NVIDIA GeForce RTX 4090 Laptop GPU Pulls up to 200W, GA103-based, Lineup Power Detailed


At its 2023 International CES event, NVIDIA is expected to launch not just its desktop GeForce RTX 4070 and RTX 4070 Ti graphics cards, but more importantly, also its GeForce RTX 40-series Laptop GPU series powering next-generation gaming notebooks based on the upcoming 13th Gen Core “Raptor Lake” processors. NVIDIA seems to be making a very tight rope-walk between power-management and generational performance increase in this power- and thermal-constrained form-factor. Wccftech scored a major scoop on the specs of various RTX 40-series Laptop GPUs.

The GeForce RTX 40-series “Ada” Laptop GPU lineup will be led by the RTX 4090 Laptop GPU, based on the 4 nm “AD103” silicon (same one that powers the desktop RTX 4080). It will be equipped with 16 GB of memory, a yet-unknown core-configuration, GPU Boost frequencies of up to 2.04 GHz, and typical power draw ranging between 150 W to 175 W, which can peak up to 200 W thanks to the 25 W dynamic boost range (power permissible by the platform if the other components such as CPU aren’t drawing their peak power).

Moving down the lineup, we see the RTX 4080 Laptop GPU being based on the “AD104,” the same silicon that powers the upcoming desktop RTX 4070 Ti and RTX 4070. The core-configurations remain unknown, but given the naming, the RTX 4080 Laptop GPU likely maxes it out. The SKU features 12 GB of memory across the chip’s 192-bit memory bus, boosts up to 2.28 GHz, and has a similar power-limit to the RTX 4090 Laptop GPU—150 W to 175 W typical graphics power, with additional room for 25 W.

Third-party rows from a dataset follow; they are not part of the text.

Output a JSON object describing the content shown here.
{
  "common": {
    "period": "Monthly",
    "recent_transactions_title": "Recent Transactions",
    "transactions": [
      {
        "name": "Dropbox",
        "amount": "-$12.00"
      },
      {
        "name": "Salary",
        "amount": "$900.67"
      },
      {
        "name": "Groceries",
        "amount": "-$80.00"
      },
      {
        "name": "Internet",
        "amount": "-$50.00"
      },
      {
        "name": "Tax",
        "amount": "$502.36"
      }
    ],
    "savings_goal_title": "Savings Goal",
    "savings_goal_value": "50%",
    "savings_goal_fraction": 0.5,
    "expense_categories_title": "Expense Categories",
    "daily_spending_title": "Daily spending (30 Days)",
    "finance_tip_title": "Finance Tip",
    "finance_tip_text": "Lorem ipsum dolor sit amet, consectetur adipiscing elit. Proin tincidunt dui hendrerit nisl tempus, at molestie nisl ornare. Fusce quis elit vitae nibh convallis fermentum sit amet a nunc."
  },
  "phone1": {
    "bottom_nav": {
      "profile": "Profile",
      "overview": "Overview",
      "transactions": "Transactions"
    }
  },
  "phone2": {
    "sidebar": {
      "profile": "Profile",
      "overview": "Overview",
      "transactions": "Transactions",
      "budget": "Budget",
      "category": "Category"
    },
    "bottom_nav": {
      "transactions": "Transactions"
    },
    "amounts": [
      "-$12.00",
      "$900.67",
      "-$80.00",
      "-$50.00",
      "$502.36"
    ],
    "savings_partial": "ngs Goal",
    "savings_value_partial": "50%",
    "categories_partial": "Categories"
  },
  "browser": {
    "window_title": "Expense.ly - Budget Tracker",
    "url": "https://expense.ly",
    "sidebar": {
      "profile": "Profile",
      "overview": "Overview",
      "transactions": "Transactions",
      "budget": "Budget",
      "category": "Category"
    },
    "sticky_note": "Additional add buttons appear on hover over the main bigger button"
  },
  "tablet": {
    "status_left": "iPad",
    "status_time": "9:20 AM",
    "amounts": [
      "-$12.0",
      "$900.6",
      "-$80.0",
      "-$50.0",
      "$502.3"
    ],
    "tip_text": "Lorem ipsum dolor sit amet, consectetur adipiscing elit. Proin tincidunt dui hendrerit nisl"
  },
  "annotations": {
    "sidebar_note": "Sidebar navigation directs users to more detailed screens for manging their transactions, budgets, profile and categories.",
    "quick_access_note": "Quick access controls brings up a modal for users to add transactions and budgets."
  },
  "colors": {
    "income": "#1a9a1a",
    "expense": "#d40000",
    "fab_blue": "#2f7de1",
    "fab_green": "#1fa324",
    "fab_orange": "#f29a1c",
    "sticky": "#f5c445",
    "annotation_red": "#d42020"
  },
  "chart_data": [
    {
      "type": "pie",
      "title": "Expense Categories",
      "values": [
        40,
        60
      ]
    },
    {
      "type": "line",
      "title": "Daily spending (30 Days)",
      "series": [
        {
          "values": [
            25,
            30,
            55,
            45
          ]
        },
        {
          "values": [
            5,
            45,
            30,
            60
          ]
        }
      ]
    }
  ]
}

The RTX 4070 Laptop GPU is based on the yet-unreleased 4 nm “AD106” silicon which, unless we’re mistaken, features a 128-bit GDDR6X memory interface, giving this SKU its 8 GB of memory. This GPU gets typical graphics power in the range of 115 W to 140 W, with room for 25 W more. Moving lower down the stack, we have the RTX 4060 Laptop GPU, and the RTX 4050 Laptop GPU, both of which are based on the 4 nm “AD107” silicon, which is probably the smallest “Ada” implementation. The former gets 8 GB of memory, and the latter 6 GB of it.